Consider system $Ax = b, x = (x_1,\ldots, x_n)^T$. Suppose that some of variable $x_i$ is known. How can I find the rest of unknown variable effectively? Assume that system has unique solutions after we substitute all known variables $x_i$.

One way to do it is manually substituting the known variable and rewrite the system in different form then we can solve system by some method like $QR$ decomposition, ....But it seems to be not effectively and difficult if I have to write a program. For example, how can I write a program in Matlab with input $A,b$ and some known variable $x_i$, output: find the rest unknown variables ? Thank you for your time.

Answer 1

Apply a permutation matrix so that the known values of $x$ are all at the bottom of the vector.

Then, your system is

$$A\begin{bmatrix}x_{unknown}\\x_{known}\end{bmatrix} = \begin{bmatrix}b_{unknown}\\b_{known}\end{bmatrix}$$

Now, you can also write $A$ as a block matrix $$A=\begin{bmatrix}A_{11}&A_{12}\\A_{21}&A_{22}\end{bmatrix}$$and get a new, smaller system to solve, since

$$A_{11} x_{unknown} + A_{12} x_{known} = b_{unknown}$$

meaning that $$A_{11}x_{unknown} = b^*$$

where $b^*=b_{unknown} - A_{12}x_{known}$

Answer 2

We have \begin{align} A x &= b \iff \\ \sum_i a_i \, x_i &= b \end{align} and know some of the components $x_i$. This leads to a reduction of active columns: \begin{align} \sum_i a_i x_i &= b \iff \\ \sum_{i \in U} \, a_i x_i &= b - \sum_{i\in K} a_i \, x_i \iff \\ A' x' &= b' \end{align} where $K$ is the set of indices belonging to known variables and $U$ is the set of indices belonging to unknowns.

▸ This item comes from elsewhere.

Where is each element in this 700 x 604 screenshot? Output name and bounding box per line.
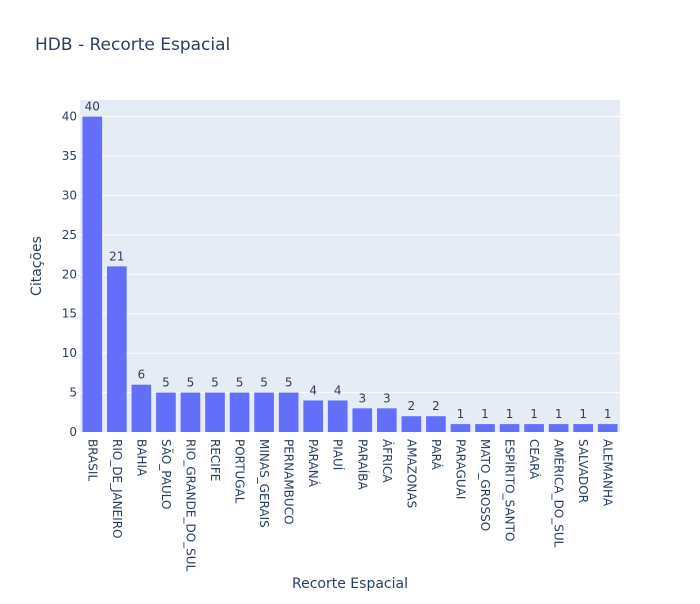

Note however that the number of rows has not changed. So you now have to solve an overestimated system unless you try to identify the $\lvert K \rvert$ equations, which are redundant. \begin{align} A' x' &= b' \Rightarrow \\ (A')^T A' x' &= (A')^T b' \iff \\ x' &= ((A')^T A')^{-1} (A')^T b' \end{align}

One way to do it is manually substituting the known variable and rewrite the system in different form then we can solve system by some method like $QR$ decomposition, ....

It is just that. And noting that we end up with a $n \times \lvert U \rvert$ system matrix, not a $\lvert U \rvert \times \lvert U \rvert$ one.